Coolermaster case on the right

Coolermaster case on the right

Φόβος (phobos) is the name of my NAS, backup and home server. The current hardware setup is described at phobos; this page aims to describe the rationale, setup, software and usage, mostly of backup.

Software

Debian GNU/Linux for the operating system.

I don't use RAID (which is not backup).

Remote decryption

I use full-disk encryption which necessitates supplying a passphrase when the machine is booted. Since this is a headless box, some additional work is needed to permit supplying this passphrase over the network. Luckily most of the work is done already by installing the dropbear-initramfs Debian package and reconfiguring keys and authorized_keys files in /etc/initramfs-tools afterwards. This means I can SSH into the pre-boot environment. From there, I just need to run cryptroot-unlock and supply the decryption passphrase.

Notifications

LED

blinkenlights!

blinkenlights!

I wanted to add a means of notifying me of events on the machine. I bought a Blinkstick Nano, a tiny USB stick with an LED on each side. I've hooked calls to change the light colour into the success/failure paths for the systemd jobs that drive my backups. Further details here: 1, 2, 3.

The light defaults to off. When an interactive job is in progress, it turns on and blue. When the job completes, the light changes to either green or red depending on success or failure. Green means I am safe to remove the drive, in the case of external drives.

When a non-interactive, scheduled job fails, the light turns red. I usually notice this next morning.

Email

Following some instructions on the Arch wiki, I configured Systemd to mail me if a job fails. A generator service is referenced via OnFailure=status-email-user@%n.service. The generator:

[Unit]
Description=status email for %I

[Service]
Type=oneshot
ExecStart=-/usr/local/bin/systemd-email %i
ExecStart=/usr/local/bin/blinkstick --index 1 --limit 50 --set-color red
Group=systemd-journal
DynamicUser=yes

where /usr/local/bin/systemd-email is simply

systemctl status --full "$1" | mail -s "unit $1 failed" root

Backup software

I backup remote hosts to locations on the NAS via rsync.

I backup local files (including the backups of remote hosts) using Borg (v1.4).

Each month I backup the local Borg repository alternately to one of a pair of external drives (again using rsync) which are kept out of my house.

Remote hosts

Borg works using a push model: a backup client needs to have permission to connect to the Borg backup server, and self-initiates its backups. I prefer to pull from my backup server, and have the clients trust it — less chance that an external host is compromised giving an attacker access to my NAS. The schemes for achieving this in Borg (ssh tunnels) are awkward, so instead I do things in two phases: a simple server-initiated rsync of clients to a holding space in the NAS, followed by local-only Borg backups of the holding spaces.

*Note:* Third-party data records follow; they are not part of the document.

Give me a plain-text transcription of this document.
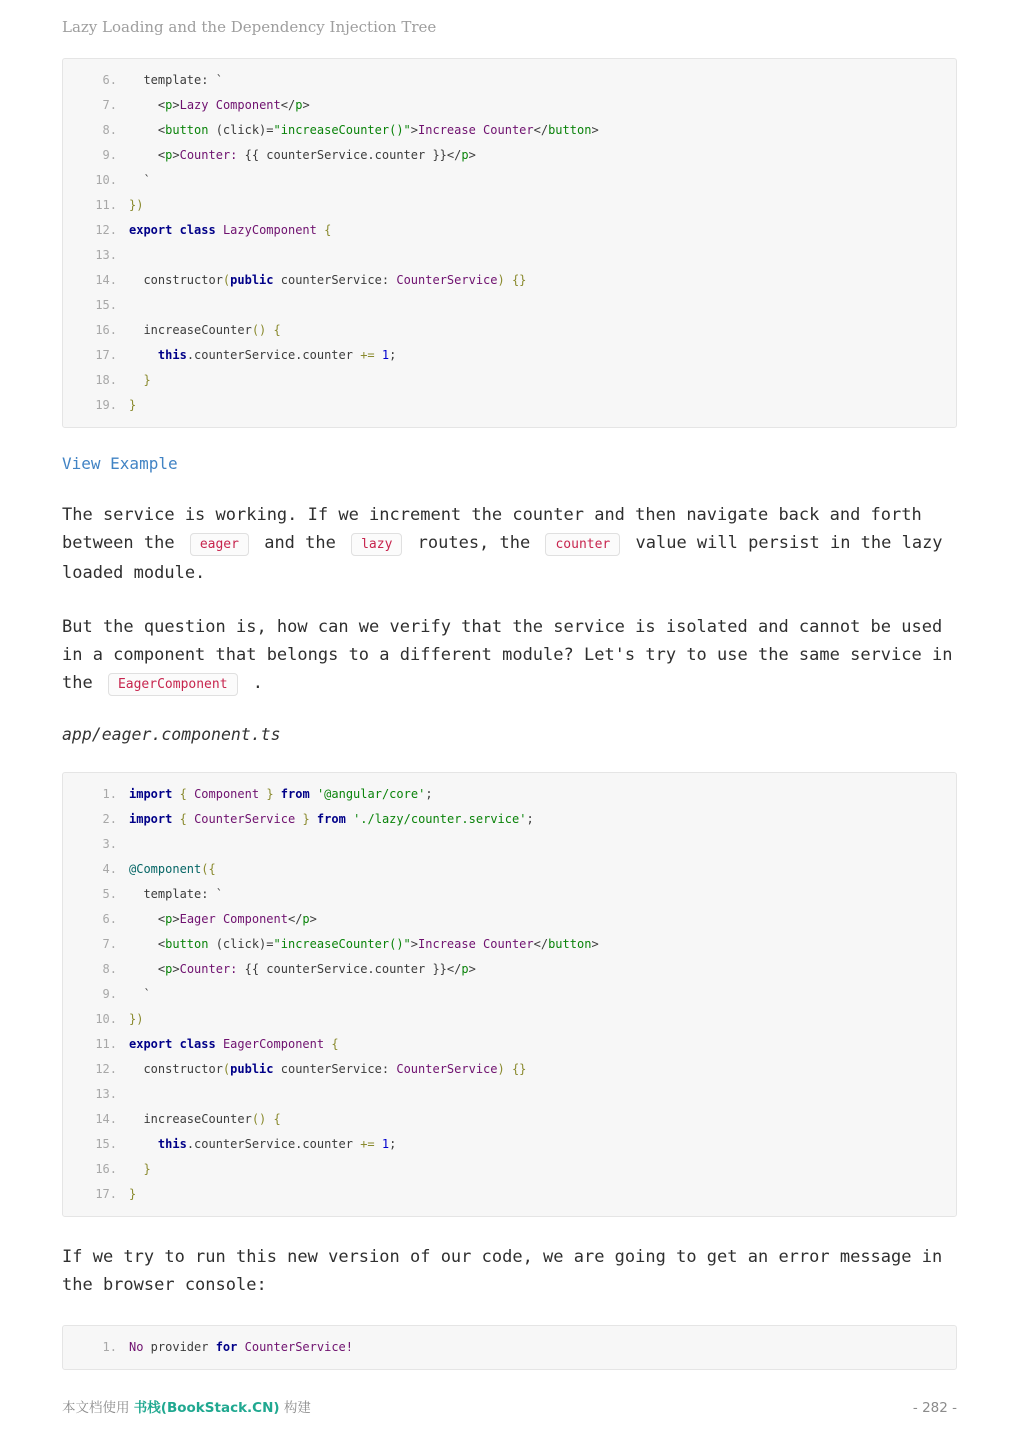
Lazy Loading and the Dependency Injection Tree
6.	template: `
7.	<p>Lazy Component</p>
8.	<button (click)="increaseCounter()">Increase Counter</button>
9.	<p>Counter: {{ counterService.counter }}</p>
10.	`
11.	})
12.	export class LazyComponent {
13.

14.	constructor(public counterService: CounterService) {}
15.

16.	increaseCounter() {
17.	this.counterService.counter += 1;
18.	}
19.	}
View Example

The service is working. If we increment the counter and then navigate back and forth between the eager and the lazy routes, the counter value will persist in the lazy loaded module.

But the question is, how can we verify that the service is isolated and cannot be used in a component that belongs to a different module? Let's try to use the same service in the EagerComponent .

app/eager.component.ts
1.	import { Component } from '@angular/core';
2.	import { CounterService } from './lazy/counter.service';
3.

4.	@Component({
5.	template: `
6.	<p>Eager Component</p>
7.	<button (click)="increaseCounter()">Increase Counter</button>
8.	<p>Counter: {{ counterService.counter }}</p>
9.	`
10.	})
11.	export class EagerComponent {
12.	constructor(public counterService: CounterService) {}
13.

14.	increaseCounter() {
15.	this.counterService.counter += 1;
16.	}
17.	}

If we try to run this new version of our code, we are going to get an error message in the browser console:

1.	No provider for CounterService!
本文档使用 书栈(BookStack.CN) 构建	- 282 -
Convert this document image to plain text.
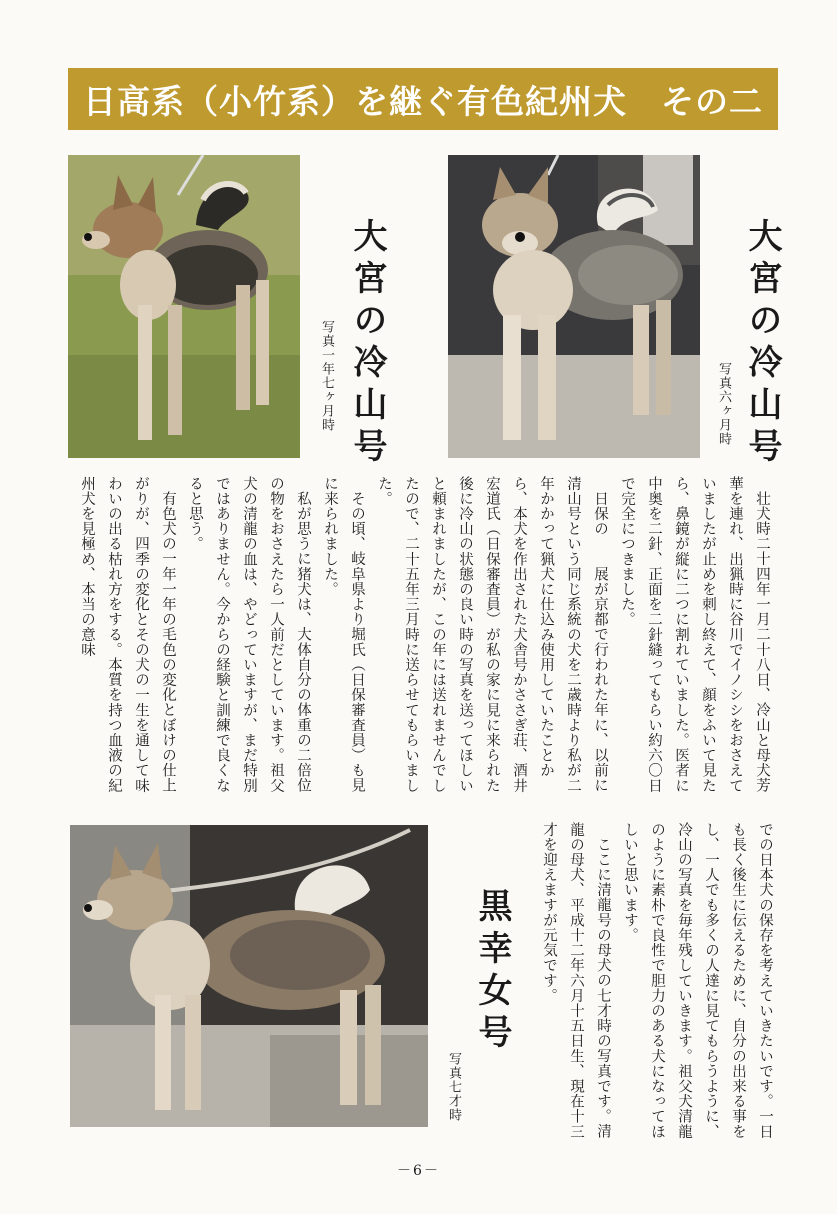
日高系（小竹系）を継ぐ有色紀州犬　その二
大宮の冷山号
写真一年七ヶ月時	大宮の冷山号
写真六ヶ月時

壮犬時二十四年一月二十八日、冷山と母犬芳華を連れ、出猟時に谷川でイノシシをおさえていましたが止めを刺し終えて、顔をふいて見たら、鼻鏡が縦に二つに割れていました。医者に中奥を二針、正面を二針縫ってもらい約六〇日で完全につきました。

日保の　　展が京都で行われた年に、以前に清山号という同じ系統の犬を二歳時より私が二年かかって猟犬に仕込み使用していたことから、本犬を作出された犬舎号かささぎ荘、酒井宏道氏（日保審査員）が私の家に見に来られた後に冷山の状態の良い時の写真を送ってほしいと頼まれましたが、この年には送れませんでしたので、二十五年三月時に送らせてもらいました。

その頃、岐阜県より堀氏（日保審査員）も見に来られました。

私が思うに猪犬は、大体自分の体重の二倍位の物をおさえたら一人前だとしています。祖父犬の清龍の血は、やどっていますが、まだ特別ではありません。今からの経験と訓練で良くなると思う。

有色犬の一年一年の毛色の変化とぼけの仕上がりが、四季の変化とその犬の一生を通して味わいの出る枯れ方をする。本質を持つ血液の紀州犬を見極め、本当の意味

黒幸女号
写真七才時	での日本犬の保存を考えていきたいです。一日も長く後生に伝えるために、自分の出来る事をし、一人でも多くの人達に見てもらうように、冷山の写真を毎年残していきます。祖父犬清龍のように素朴で良性で胆力のある犬になってほしいと思います。

ここに清龍号の母犬の七才時の写真です。清龍の母犬、平成十二年六月十五日生、現在十三才を迎えますが元気です。

－6－
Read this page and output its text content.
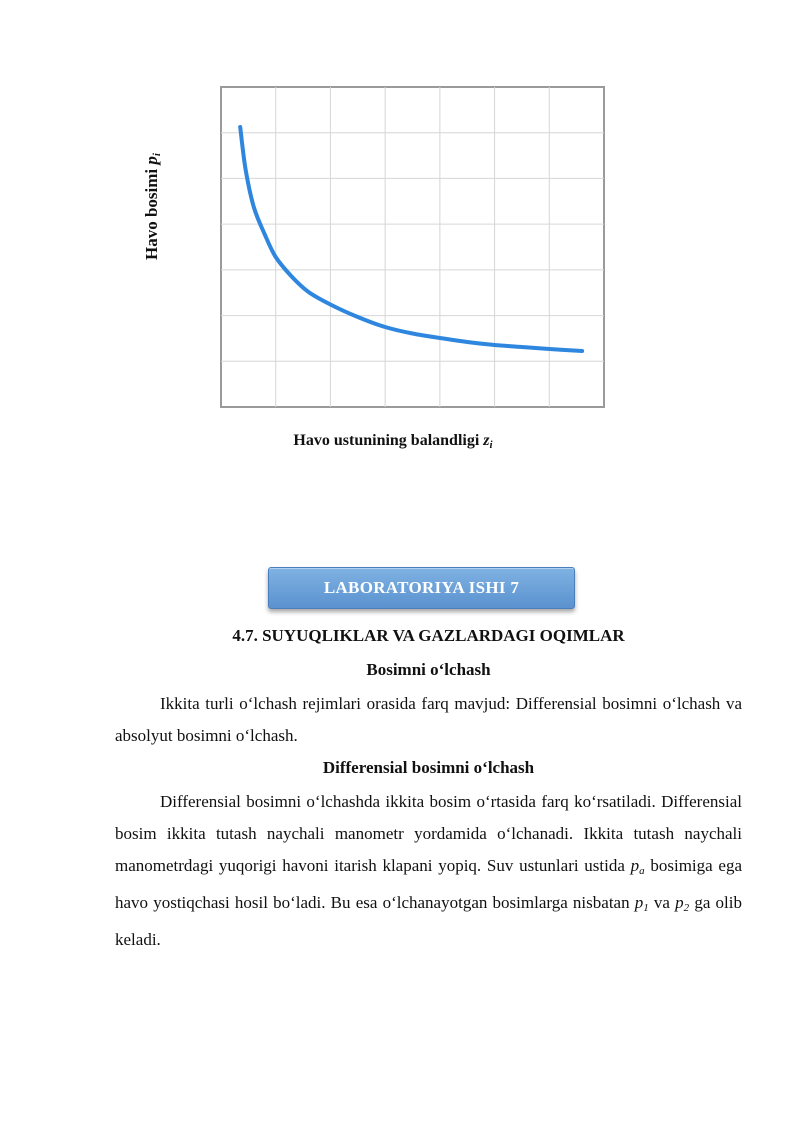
Havo bosimi $p_i$
Havo ustunining balandligi $z_i$
LABORATORIYA ISHI 7
4.7. SUYUQLIKLAR VA GAZLARDAGI OQIMLAR
Bosimni o‘lchash

Ikkita turli o‘lchash rejimlari orasida farq mavjud: Differensial bosimni o‘lchash va absolyut bosimni o‘lchash.

Differensial bosimni o‘lchash

Differensial bosimni o‘lchashda ikkita bosim o‘rtasida farq ko‘rsatiladi. Differensial bosim ikkita tutash naychali manometr yordamida o‘lchanadi. Ikkita tutash naychali manometrdagi yuqorigi havoni itarish klapani yopiq. Suv ustunlari ustida pa bosimiga ega havo yostiqchasi hosil bo‘ladi. Bu esa o‘lchanayotgan bosimlarga nisbatan p1 va p2 ga olib keladi.
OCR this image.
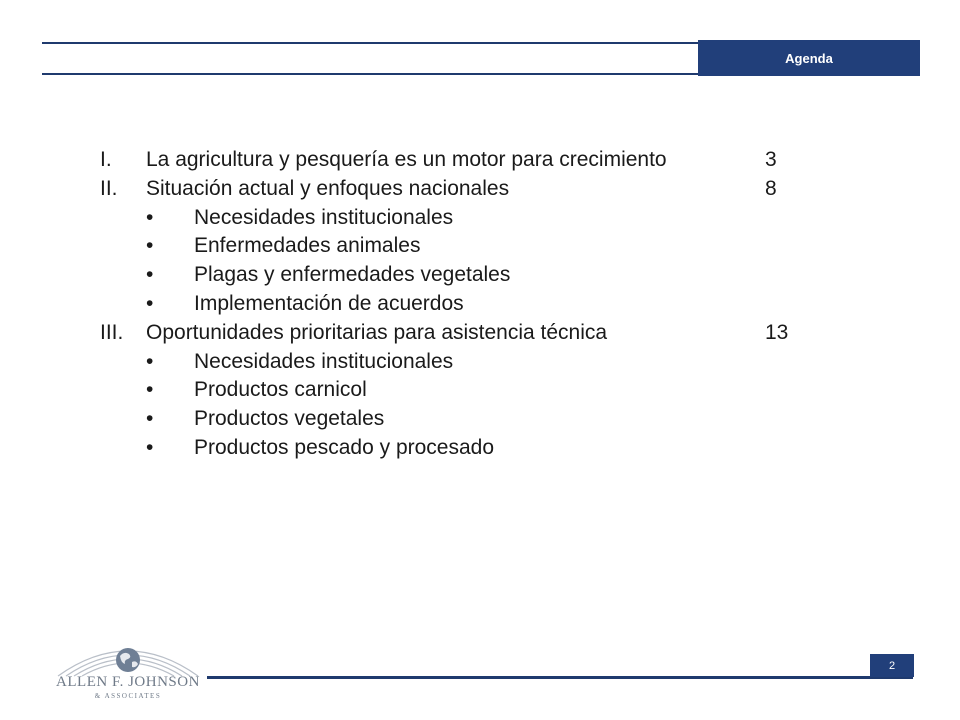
Agenda
I. La agricultura y pesquería es un motor para crecimiento	3
II. Situación actual y enfoques nacionales	8
• Necesidades institucionales
• Enfermedades animales
• Plagas y enfermedades vegetales
• Implementación de acuerdos
III. Oportunidades prioritarias para asistencia técnica	13
• Necesidades institucionales
• Productos carnicol
• Productos vegetales
• Productos pescado y procesado
ALLEN F. JOHNSON
& ASSOCIATES
2
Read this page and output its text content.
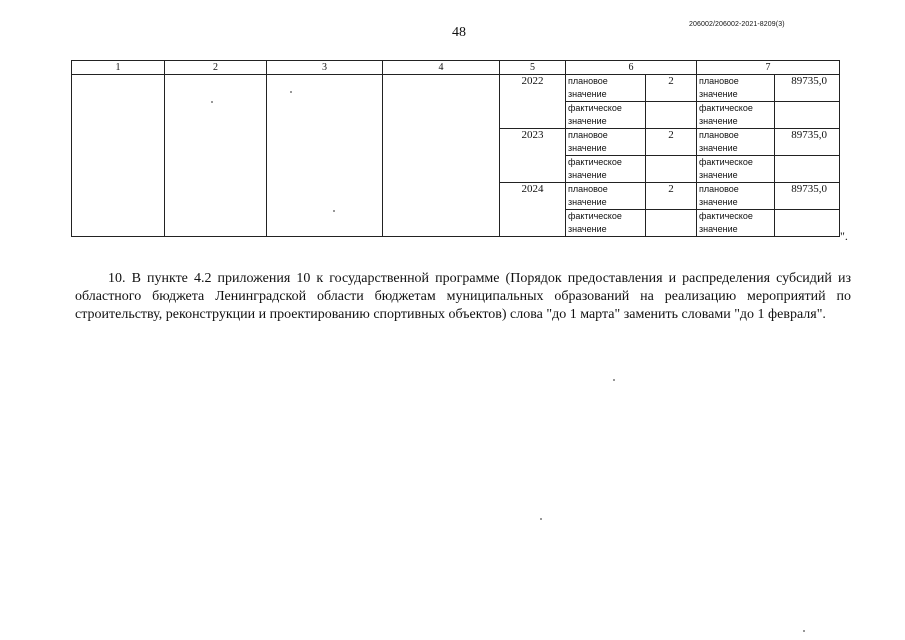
48
206002/206002-2021-8209(3)
1	2	3	4	5	6		7	
				2022	плановое значение	2	плановое значение	89735,0
					фактическое значение		фактическое значение	
				2023	плановое значение	2	плановое значение	89735,0
					фактическое значение		фактическое значение	
				2024	плановое значение	2	плановое значение	89735,0
					фактическое значение		фактическое значение		".
10. В пункте 4.2 приложения 10 к государственной программе (Порядок предоставления и распределения субсидий из областного бюджета Ленинградской области бюджетам муниципальных образований на реализацию мероприятий по строительству, реконструкции и проектированию спортивных объектов) слова "до 1 марта" заменить словами "до 1 февраля".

TODO: At the moment, nothing except scheduling prevents the rsync jobs from running at the same time as the borg ones. I should add the necessary exclusions (After=, I think)

Borg / Borgmatic

The main backups are via Borg, but I use borgmatic as a convenience wrapper and that's what I schedule (via systemd timer) to fire at 3am nightly. The script calls borgmatic --prune --create, which has several different backups configured (currently 9). These run serially.

I deliberately omit --check from borgmatic or it would run a borg check for each of these nine configurations. Instead I run borg check separately, currently scheduled once a week.

It typically takes 1h15m for the backups to run and 5h30m for the check stage to run.

backup mount namespace

To protect against an accidental (or malicious) process corrupting the backup filesystem, I want to limit access to them to only the processes that need to access them.

My first stab at solving this was mount on demand backups. This reduced the risk to the time that the backup jobs were running, but didn't eliminate it.

I've since moved to creating a persistent mount namespace for the purpose. For now the best description of this is at mount namespaces.

Third-strand external

Every month I backup the Borg backup repository to one of two external hard drives that live off-site the rest of the time. This requires an exclusive lock for the Borg database so I cannot do it if the Borg backups or check jobs are running.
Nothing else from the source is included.